Well, these are the last two little girl dresses I made out of pillowcases and by now I had got the drill down fast. First I dyed the pillowcases and after drying cut the fabric. Cutting is simple as I'm just snipping off the top about 6 inches so I can make the ribbon that goes through the neckline casing. Then I cut out the armholes and use those pieces to make the top stitched pockets on the front of each dress. Since these were one seam pillowcases, I put that seam down the back and angle seamed the sides so the dress would flare a bit at the bottom. Then I stitched on embellishments -- in this case some silver ribbon made from a hem I'd hacked off another dress. The yellow lace was left over from a table cloth I'd cut up another time (as it was all torn up except for the lace bits). Then I do the neck casing, about an inch and a half and then, after making the ribbon for the casing, I thread it through and make a bow for the shoulder.

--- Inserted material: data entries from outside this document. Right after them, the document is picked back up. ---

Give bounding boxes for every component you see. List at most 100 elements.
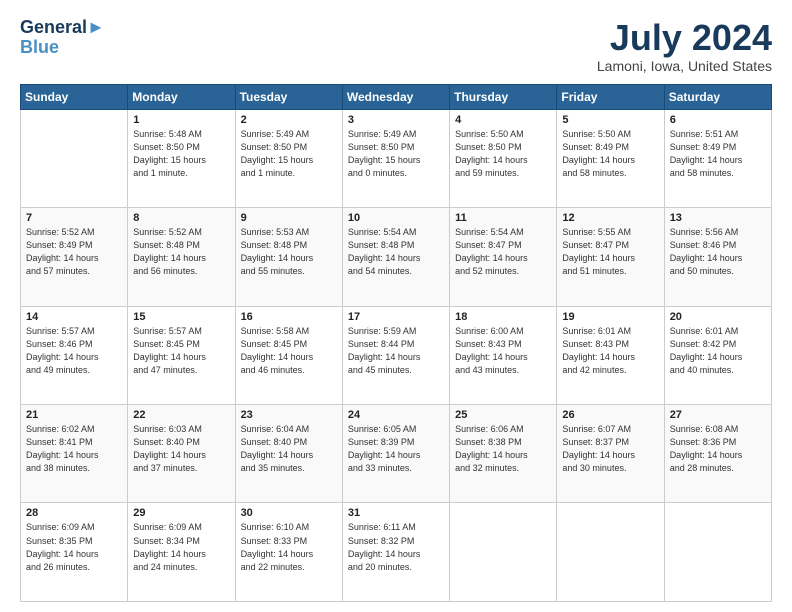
day-number: 13 [670,212,766,224]
day-number: 10 [348,212,444,224]
calendar-cell: 30Sunrise: 6:10 AMSunset: 8:33 PMDayligh… [235,503,342,602]
day-info: Sunrise: 5:49 AMSunset: 8:50 PMDaylight:… [241,128,337,180]
calendar-cell: 31 Sunrise: 6:11 AMSunset: 8:32 PMDayligh… [342,503,449,602]
day-number: 4 [455,114,551,126]
calendar-cell: 29 Sunrise: 6:09 AMSunset: 8:34 PMDayligh… [128,503,235,602]
day-number: 26 [562,409,658,421]
day-info: Sunrise: 5:58 AMSunset: 8:45 PMDaylight:… [241,325,337,377]
weekday-header-row: SundayMondayTuesdayWednesdayThursdayFrid… [21,84,772,109]
calendar-cell: 6Sunrise: 5:51 AMSunset: 8:49 PMDaylight… [664,109,771,207]
calendar-cell: 12 Sunrise: 5:55 AMSunset: 8:47 PMDayligh… [557,208,664,306]
calendar-week-row: 14 Sunrise: 5:57 AMSunset: 8:46 PMDayligh… [21,306,772,404]
calendar-cell: 14 Sunrise: 5:57 AMSunset: 8:46 PMDayligh… [21,306,128,404]
calendar-week-row: 28Sunrise: 6:09 AMSunset: 8:35 PMDayligh… [21,503,772,602]
day-number: 1 [133,114,229,126]
weekday-header-cell: Wednesday [342,84,449,109]
day-info: Sunrise: 5:50 AMSunset: 8:50 PMDaylight:… [455,128,551,180]
day-info: Sunrise: 5:49 AMSunset: 8:50 PMDaylight:… [348,128,444,180]
day-number: 19 [562,311,658,323]
location-title: Lamoni, Iowa, United States [597,58,772,74]
weekday-header-cell: Saturday [664,84,771,109]
calendar-cell: 27 Sunrise: 6:08 AMSunset: 8:36 PMDayligh… [664,405,771,503]
weekday-header-cell: Tuesday [235,84,342,109]
day-info: Sunrise: 5:57 AMSunset: 8:45 PMDaylight:… [133,325,229,377]
day-info: Sunrise: 5:54 AMSunset: 8:48 PMDaylight:… [348,226,444,278]
calendar-cell: 15Sunrise: 5:57 AMSunset: 8:45 PMDayligh… [128,306,235,404]
day-number: 14 [26,311,122,323]
day-number: 28 [26,507,122,519]
calendar-cell [450,503,557,602]
day-number: 12 [562,212,658,224]
day-number: 25 [455,409,551,421]
calendar-cell: 10 Sunrise: 5:54 AMSunset: 8:48 PMDayligh… [342,208,449,306]
day-info: Sunrise: 5:54 AMSunset: 8:47 PMDaylight:… [455,226,551,278]
calendar-body: 1 Sunrise: 5:48 AMSunset: 8:50 PMDaylight… [21,109,772,601]
title-block: July 2024 Lamoni, Iowa, United States [597,18,772,74]
calendar-cell: 7Sunrise: 5:52 AMSunset: 8:49 PMDaylight… [21,208,128,306]
day-info: Sunrise: 6:05 AMSunset: 8:39 PMDaylight:… [348,423,444,475]
day-info: Sunrise: 5:48 AMSunset: 8:50 PMDaylight:… [133,128,229,180]
calendar-cell: 3 Sunrise: 5:49 AMSunset: 8:50 PMDaylight… [342,109,449,207]
day-info: Sunrise: 6:11 AMSunset: 8:32 PMDaylight:… [348,521,444,573]
day-info: Sunrise: 6:03 AMSunset: 8:40 PMDaylight:… [133,423,229,475]
calendar-cell: 5Sunrise: 5:50 AMSunset: 8:49 PMDaylight… [557,109,664,207]
calendar-cell [664,503,771,602]
day-number: 8 [133,212,229,224]
calendar-cell: 25 Sunrise: 6:06 AMSunset: 8:38 PMDayligh… [450,405,557,503]
calendar-cell: 11Sunrise: 5:54 AMSunset: 8:47 PMDayligh… [450,208,557,306]
day-number: 17 [348,311,444,323]
calendar-cell: 26 Sunrise: 6:07 AMSunset: 8:37 PMDayligh… [557,405,664,503]
day-info: Sunrise: 6:01 AMSunset: 8:42 PMDaylight:… [670,325,766,377]
day-info: Sunrise: 6:02 AMSunset: 8:41 PMDaylight:… [26,423,122,475]
day-info: Sunrise: 6:09 AMSunset: 8:34 PMDaylight:… [133,521,229,573]
calendar-cell: 21 Sunrise: 6:02 AMSunset: 8:41 PMDayligh… [21,405,128,503]
day-number: 29 [133,507,229,519]
calendar-cell: 9Sunrise: 5:53 AMSunset: 8:48 PMDaylight… [235,208,342,306]
day-number: 24 [348,409,444,421]
calendar-cell [21,109,128,207]
day-info: Sunrise: 5:56 AMSunset: 8:46 PMDaylight:… [670,226,766,278]
day-number: 21 [26,409,122,421]
calendar-cell: 19Sunrise: 6:01 AMSunset: 8:43 PMDayligh… [557,306,664,404]
day-info: Sunrise: 5:50 AMSunset: 8:49 PMDaylight:… [562,128,658,180]
calendar-cell: 13 Sunrise: 5:56 AMSunset: 8:46 PMDayligh… [664,208,771,306]
logo: General►Blue [20,18,105,58]
weekday-header-cell: Monday [128,84,235,109]
day-number: 31 [348,507,444,519]
weekday-header-cell: Friday [557,84,664,109]
calendar-cell: 22 Sunrise: 6:03 AMSunset: 8:40 PMDayligh… [128,405,235,503]
day-info: Sunrise: 5:52 AMSunset: 8:49 PMDaylight:… [26,226,122,278]
day-number: 2 [241,114,337,126]
calendar-cell: 28Sunrise: 6:09 AMSunset: 8:35 PMDayligh… [21,503,128,602]
calendar-week-row: 21 Sunrise: 6:02 AMSunset: 8:41 PMDayligh… [21,405,772,503]
day-number: 3 [348,114,444,126]
day-info: Sunrise: 6:06 AMSunset: 8:38 PMDaylight:… [455,423,551,475]
day-number: 9 [241,212,337,224]
calendar-cell: 23 Sunrise: 6:04 AMSunset: 8:40 PMDayligh… [235,405,342,503]
calendar-cell: 24 Sunrise: 6:05 AMSunset: 8:39 PMDayligh… [342,405,449,503]
calendar-cell: 1 Sunrise: 5:48 AMSunset: 8:50 PMDaylight… [128,109,235,207]
day-info: Sunrise: 5:55 AMSunset: 8:47 PMDaylight:… [562,226,658,278]
day-info: Sunrise: 5:52 AMSunset: 8:48 PMDaylight:… [133,226,229,278]
calendar-cell: 8 Sunrise: 5:52 AMSunset: 8:48 PMDaylight… [128,208,235,306]
day-number: 27 [670,409,766,421]
day-info: Sunrise: 6:07 AMSunset: 8:37 PMDaylight:… [562,423,658,475]
day-info: Sunrise: 6:00 AMSunset: 8:43 PMDaylight:… [455,325,551,377]
calendar-cell: 4 Sunrise: 5:50 AMSunset: 8:50 PMDaylight… [450,109,557,207]
day-info: Sunrise: 6:04 AMSunset: 8:40 PMDaylight:… [241,423,337,475]
calendar-cell: 20Sunrise: 6:01 AMSunset: 8:42 PMDayligh… [664,306,771,404]
month-title: July 2024 [597,18,772,58]
day-info: Sunrise: 5:59 AMSunset: 8:44 PMDaylight:… [348,325,444,377]
day-number: 6 [670,114,766,126]
day-info: Sunrise: 5:57 AMSunset: 8:46 PMDaylight:… [26,325,122,377]
day-number: 16 [241,311,337,323]
weekday-header-cell: Sunday [21,84,128,109]
day-number: 23 [241,409,337,421]
day-info: Sunrise: 6:08 AMSunset: 8:36 PMDaylight:… [670,423,766,475]
calendar-cell: 17 Sunrise: 5:59 AMSunset: 8:44 PMDayligh… [342,306,449,404]
header: General►Blue July 2024 Lamoni, Iowa, Uni… [20,18,772,74]
day-number: 22 [133,409,229,421]
weekday-header-cell: Thursday [450,84,557,109]
calendar-cell [557,503,664,602]
day-number: 30 [241,507,337,519]
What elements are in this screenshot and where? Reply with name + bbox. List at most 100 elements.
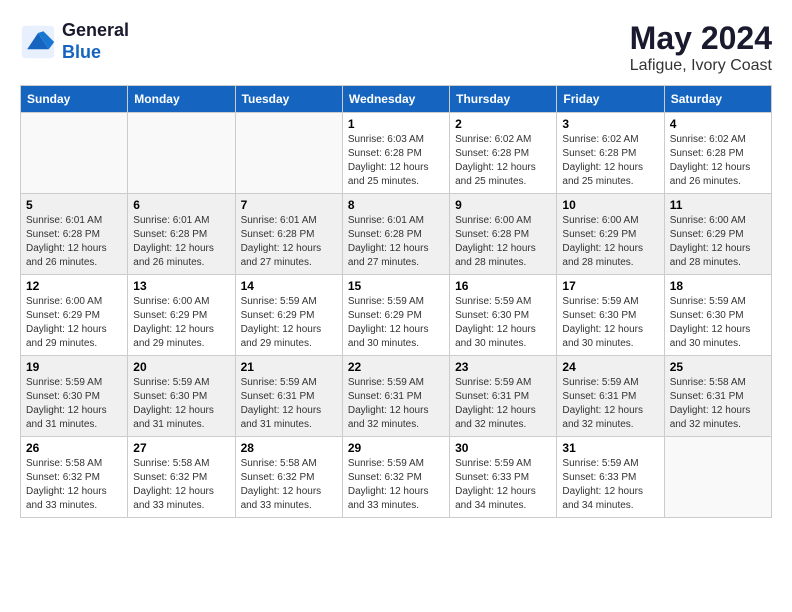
day-number: 20 [133, 360, 229, 374]
day-info: Sunrise: 6:01 AMSunset: 6:28 PMDaylight:… [26, 214, 122, 270]
day-cell: 12Sunrise: 6:00 AMSunset: 6:29 PMDayligh… [21, 275, 128, 356]
day-cell: 9 Sunrise: 6:00 AMSunset: 6:28 PMDaylight… [450, 194, 557, 275]
day-info: Sunrise: 5:59 AMSunset: 6:29 PMDaylight:… [348, 295, 444, 351]
day-number: 4 [670, 117, 766, 131]
weekday-header-thursday: Thursday [450, 86, 557, 113]
day-number: 19 [26, 360, 122, 374]
day-number: 7 [241, 198, 337, 212]
day-cell: 6 Sunrise: 6:01 AMSunset: 6:28 PMDaylight… [128, 194, 235, 275]
day-info: Sunrise: 5:59 AMSunset: 6:31 PMDaylight:… [348, 376, 444, 432]
day-cell: 31 Sunrise: 5:59 AMSunset: 6:33 PMDayligh… [557, 437, 664, 518]
logo-text: General Blue [62, 20, 129, 63]
day-info: Sunrise: 5:58 AMSunset: 6:32 PMDaylight:… [241, 457, 337, 513]
day-number: 16 [455, 279, 551, 293]
day-cell: 5Sunrise: 6:01 AMSunset: 6:28 PMDaylight… [21, 194, 128, 275]
day-info: Sunrise: 5:59 AMSunset: 6:30 PMDaylight:… [133, 376, 229, 432]
week-row-1: 1 Sunrise: 6:03 AMSunset: 6:28 PMDaylight… [21, 113, 772, 194]
day-cell: 15 Sunrise: 5:59 AMSunset: 6:29 PMDayligh… [342, 275, 449, 356]
day-cell: 1 Sunrise: 6:03 AMSunset: 6:28 PMDaylight… [342, 113, 449, 194]
day-info: Sunrise: 6:00 AMSunset: 6:29 PMDaylight:… [26, 295, 122, 351]
day-number: 3 [562, 117, 658, 131]
day-cell [21, 113, 128, 194]
day-info: Sunrise: 5:59 AMSunset: 6:33 PMDaylight:… [562, 457, 658, 513]
day-number: 27 [133, 441, 229, 455]
day-info: Sunrise: 6:00 AMSunset: 6:29 PMDaylight:… [133, 295, 229, 351]
month-year: May 2024 [630, 20, 772, 57]
day-cell: 19 Sunrise: 5:59 AMSunset: 6:30 PMDayligh… [21, 356, 128, 437]
weekday-header-sunday: Sunday [21, 86, 128, 113]
day-info: Sunrise: 5:58 AMSunset: 6:32 PMDaylight:… [26, 457, 122, 513]
day-info: Sunrise: 5:59 AMSunset: 6:31 PMDaylight:… [455, 376, 551, 432]
day-cell: 23 Sunrise: 5:59 AMSunset: 6:31 PMDayligh… [450, 356, 557, 437]
day-info: Sunrise: 6:01 AMSunset: 6:28 PMDaylight:… [133, 214, 229, 270]
day-info: Sunrise: 5:59 AMSunset: 6:30 PMDaylight:… [670, 295, 766, 351]
day-info: Sunrise: 6:00 AMSunset: 6:28 PMDaylight:… [455, 214, 551, 270]
day-info: Sunrise: 5:59 AMSunset: 6:29 PMDaylight:… [241, 295, 337, 351]
day-info: Sunrise: 5:59 AMSunset: 6:30 PMDaylight:… [26, 376, 122, 432]
day-number: 18 [670, 279, 766, 293]
week-row-5: 26 Sunrise: 5:58 AMSunset: 6:32 PMDayligh… [21, 437, 772, 518]
day-cell: 26 Sunrise: 5:58 AMSunset: 6:32 PMDayligh… [21, 437, 128, 518]
day-number: 1 [348, 117, 444, 131]
day-cell: 25 Sunrise: 5:58 AMSunset: 6:31 PMDayligh… [664, 356, 771, 437]
day-cell: 30Sunrise: 5:59 AMSunset: 6:33 PMDayligh… [450, 437, 557, 518]
weekday-header-wednesday: Wednesday [342, 86, 449, 113]
day-number: 26 [26, 441, 122, 455]
day-number: 22 [348, 360, 444, 374]
day-cell: 17Sunrise: 5:59 AMSunset: 6:30 PMDayligh… [557, 275, 664, 356]
day-cell: 28Sunrise: 5:58 AMSunset: 6:32 PMDayligh… [235, 437, 342, 518]
day-info: Sunrise: 6:01 AMSunset: 6:28 PMDaylight:… [241, 214, 337, 270]
logo-blue: Blue [62, 42, 101, 62]
day-cell: 8 Sunrise: 6:01 AMSunset: 6:28 PMDaylight… [342, 194, 449, 275]
location: Lafigue, Ivory Coast [630, 57, 772, 75]
day-number: 24 [562, 360, 658, 374]
day-info: Sunrise: 6:03 AMSunset: 6:28 PMDaylight:… [348, 133, 444, 189]
day-cell: 4Sunrise: 6:02 AMSunset: 6:28 PMDaylight… [664, 113, 771, 194]
day-number: 23 [455, 360, 551, 374]
day-cell: 11 Sunrise: 6:00 AMSunset: 6:29 PMDayligh… [664, 194, 771, 275]
day-info: Sunrise: 6:00 AMSunset: 6:29 PMDaylight:… [670, 214, 766, 270]
day-info: Sunrise: 5:58 AMSunset: 6:32 PMDaylight:… [133, 457, 229, 513]
day-number: 8 [348, 198, 444, 212]
day-cell: 27 Sunrise: 5:58 AMSunset: 6:32 PMDayligh… [128, 437, 235, 518]
weekday-header-saturday: Saturday [664, 86, 771, 113]
weekday-header-friday: Friday [557, 86, 664, 113]
week-row-4: 19 Sunrise: 5:59 AMSunset: 6:30 PMDayligh… [21, 356, 772, 437]
day-number: 10 [562, 198, 658, 212]
day-info: Sunrise: 6:00 AMSunset: 6:29 PMDaylight:… [562, 214, 658, 270]
day-number: 11 [670, 198, 766, 212]
weekday-header-monday: Monday [128, 86, 235, 113]
day-info: Sunrise: 5:58 AMSunset: 6:31 PMDaylight:… [670, 376, 766, 432]
logo-icon [20, 24, 56, 60]
week-row-2: 5Sunrise: 6:01 AMSunset: 6:28 PMDaylight… [21, 194, 772, 275]
logo-general: General [62, 20, 129, 40]
calendar: SundayMondayTuesdayWednesdayThursdayFrid… [20, 85, 772, 518]
day-number: 9 [455, 198, 551, 212]
day-cell: 20 Sunrise: 5:59 AMSunset: 6:30 PMDayligh… [128, 356, 235, 437]
day-cell: 13 Sunrise: 6:00 AMSunset: 6:29 PMDayligh… [128, 275, 235, 356]
day-number: 6 [133, 198, 229, 212]
day-cell: 29 Sunrise: 5:59 AMSunset: 6:32 PMDayligh… [342, 437, 449, 518]
day-info: Sunrise: 6:01 AMSunset: 6:28 PMDaylight:… [348, 214, 444, 270]
logo: General Blue [20, 20, 129, 63]
day-number: 31 [562, 441, 658, 455]
day-cell: 21Sunrise: 5:59 AMSunset: 6:31 PMDayligh… [235, 356, 342, 437]
day-info: Sunrise: 5:59 AMSunset: 6:32 PMDaylight:… [348, 457, 444, 513]
day-info: Sunrise: 6:02 AMSunset: 6:28 PMDaylight:… [455, 133, 551, 189]
title-block: May 2024 Lafigue, Ivory Coast [630, 20, 772, 75]
day-cell [664, 437, 771, 518]
weekday-header-tuesday: Tuesday [235, 86, 342, 113]
day-cell: 24 Sunrise: 5:59 AMSunset: 6:31 PMDayligh… [557, 356, 664, 437]
weekday-header-row: SundayMondayTuesdayWednesdayThursdayFrid… [21, 86, 772, 113]
day-info: Sunrise: 6:02 AMSunset: 6:28 PMDaylight:… [562, 133, 658, 189]
day-cell: 18 Sunrise: 5:59 AMSunset: 6:30 PMDayligh… [664, 275, 771, 356]
day-info: Sunrise: 5:59 AMSunset: 6:33 PMDaylight:… [455, 457, 551, 513]
day-number: 13 [133, 279, 229, 293]
day-number: 29 [348, 441, 444, 455]
day-number: 21 [241, 360, 337, 374]
day-cell: 10 Sunrise: 6:00 AMSunset: 6:29 PMDayligh… [557, 194, 664, 275]
day-number: 15 [348, 279, 444, 293]
day-number: 25 [670, 360, 766, 374]
day-info: Sunrise: 5:59 AMSunset: 6:31 PMDaylight:… [562, 376, 658, 432]
day-number: 2 [455, 117, 551, 131]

I think I've now got the drill down to about 45 minutes per dress (not including the time to dye and wash and dry). There's tons of tutorials on Pinterest and in various blogs if you need a pattern for making these, just search away!
While I'm sewing these, I stay praying for the girls that will hopefully receive these. I think about how the dress will go with their personality and fit them properly (so I put a size label on them--you can see the white tag hanging off the pocket).
So these were given to Church of the Redeemer in Bowie, MD This church has a ministry where they deliver these to a non-profit that then packs off the dresses and other items to orphanages in various parts of the world. So once again, I was happy to re-use and recycle some pillow slips and put them to a good use.